Les militants se sont retrouvés devant le stand de Vilmorin, leader sur le marché des endives OGM cachées (le 5e semencier mondial dont Limagrain est un des principaux actionnaires [1]).

Leur action visait à obtenir la transparence sur les méthodes de sélection des semenciers. En effet, comme le souligne le porte-parole national, Nicolas Girod, « potentiellement, des paysans plantent des OGM sans le savoir. Et le consommateur les consomme ». L’action visait en particulier des variétés d’endives obtenues par fusion cellulaire avec un tournesol, ce qui font d’elles des OGM reconnus comme tels par la législation européenne.
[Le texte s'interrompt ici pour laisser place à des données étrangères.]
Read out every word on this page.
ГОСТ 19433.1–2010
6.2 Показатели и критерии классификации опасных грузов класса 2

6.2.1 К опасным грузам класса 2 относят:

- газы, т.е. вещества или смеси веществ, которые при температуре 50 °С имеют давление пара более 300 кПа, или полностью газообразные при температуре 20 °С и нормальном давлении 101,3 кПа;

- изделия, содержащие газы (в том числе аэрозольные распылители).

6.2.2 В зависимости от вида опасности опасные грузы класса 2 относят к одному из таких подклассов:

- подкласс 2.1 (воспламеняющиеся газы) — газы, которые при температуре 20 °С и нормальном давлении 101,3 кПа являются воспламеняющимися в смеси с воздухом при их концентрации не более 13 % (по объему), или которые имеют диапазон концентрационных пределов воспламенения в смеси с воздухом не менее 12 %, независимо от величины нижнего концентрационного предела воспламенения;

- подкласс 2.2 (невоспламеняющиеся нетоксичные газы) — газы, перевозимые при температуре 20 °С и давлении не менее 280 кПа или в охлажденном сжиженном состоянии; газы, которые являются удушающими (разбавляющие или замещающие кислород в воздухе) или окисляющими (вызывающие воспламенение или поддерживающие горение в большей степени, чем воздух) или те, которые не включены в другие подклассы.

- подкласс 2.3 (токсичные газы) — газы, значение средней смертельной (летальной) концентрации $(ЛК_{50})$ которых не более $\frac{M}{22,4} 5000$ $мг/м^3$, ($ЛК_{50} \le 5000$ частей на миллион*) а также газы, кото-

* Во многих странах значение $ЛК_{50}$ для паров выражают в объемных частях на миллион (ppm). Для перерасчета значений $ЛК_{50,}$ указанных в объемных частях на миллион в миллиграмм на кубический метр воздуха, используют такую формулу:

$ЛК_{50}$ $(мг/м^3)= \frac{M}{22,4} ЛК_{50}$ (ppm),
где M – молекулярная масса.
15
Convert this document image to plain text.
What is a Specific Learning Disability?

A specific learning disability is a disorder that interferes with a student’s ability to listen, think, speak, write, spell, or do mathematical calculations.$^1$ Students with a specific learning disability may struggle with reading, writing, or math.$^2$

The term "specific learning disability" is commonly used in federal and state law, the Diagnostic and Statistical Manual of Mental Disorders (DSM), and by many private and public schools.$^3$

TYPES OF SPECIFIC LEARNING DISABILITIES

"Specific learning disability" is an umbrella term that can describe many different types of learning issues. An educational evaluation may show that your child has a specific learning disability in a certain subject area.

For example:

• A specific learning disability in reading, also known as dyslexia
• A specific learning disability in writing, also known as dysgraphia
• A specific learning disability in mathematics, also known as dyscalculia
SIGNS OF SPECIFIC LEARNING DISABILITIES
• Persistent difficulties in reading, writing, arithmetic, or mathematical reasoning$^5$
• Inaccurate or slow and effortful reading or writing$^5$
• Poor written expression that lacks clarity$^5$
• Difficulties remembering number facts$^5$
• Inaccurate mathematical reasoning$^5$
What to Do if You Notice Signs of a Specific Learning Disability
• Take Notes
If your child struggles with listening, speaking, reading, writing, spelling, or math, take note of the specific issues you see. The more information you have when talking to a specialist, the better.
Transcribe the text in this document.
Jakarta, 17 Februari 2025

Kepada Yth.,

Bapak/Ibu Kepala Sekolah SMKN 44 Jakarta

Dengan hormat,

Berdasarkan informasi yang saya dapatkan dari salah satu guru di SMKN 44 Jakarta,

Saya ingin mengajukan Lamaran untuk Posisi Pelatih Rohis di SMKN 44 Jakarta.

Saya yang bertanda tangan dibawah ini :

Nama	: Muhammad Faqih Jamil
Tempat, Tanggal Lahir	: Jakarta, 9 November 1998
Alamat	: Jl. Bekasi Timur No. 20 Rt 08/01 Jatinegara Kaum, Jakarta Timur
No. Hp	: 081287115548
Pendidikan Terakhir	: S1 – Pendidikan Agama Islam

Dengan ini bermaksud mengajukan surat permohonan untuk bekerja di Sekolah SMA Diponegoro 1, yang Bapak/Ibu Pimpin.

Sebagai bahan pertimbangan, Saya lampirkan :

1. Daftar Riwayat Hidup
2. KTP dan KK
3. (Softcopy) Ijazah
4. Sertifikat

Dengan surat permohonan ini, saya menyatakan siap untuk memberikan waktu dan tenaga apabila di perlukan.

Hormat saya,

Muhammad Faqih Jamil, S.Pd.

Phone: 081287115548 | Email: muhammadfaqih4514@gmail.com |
Les manifestants ont ensuite rejoint le stand du Groupement national interprofessionnel des semences et plants (Gnis) que la Confédération Paysanne avait interrogé par une lettre ouverte en mars 2019 : « les endives et chicorées commercialisées en France sont-elles des OGM cachés ? ».

Aucune réponse n’avait été donnée depuis, et aucune personne présente sur le stand du Gnis au SIVAL ne s’est dite habilitée à répondre. Mais dès le 15 janvier au matin, le Gnis reconnaissait sur son site que « Oui. Sur les 58 variétés d’endives existant au Catalogue officiel européen des variétés, 47 sont hybrides. La plupart de ces variétés hybrides, dont certaines datent de 1988, a été obtenue par une technique qui fait que les plantes qui en sont issues sont désormais classées comme OGM au regard de la directive européenne 2001/18/CE ». Tout en rajoutant aussitôt : « Mais cette même directive européenne précise que si les techniques concernées sont utilisées entre espèces d’une même famille botanique (donc qui pourraient se croiser naturellement et donner lieu à l’obtention de variétés par des méthodes de sélection traditionnelles), les semences des variétés obtenues n’ont alors pas à faire l’objet d’un étiquetage particulier. C’est le cas pour ces variétés d’endives OGM ».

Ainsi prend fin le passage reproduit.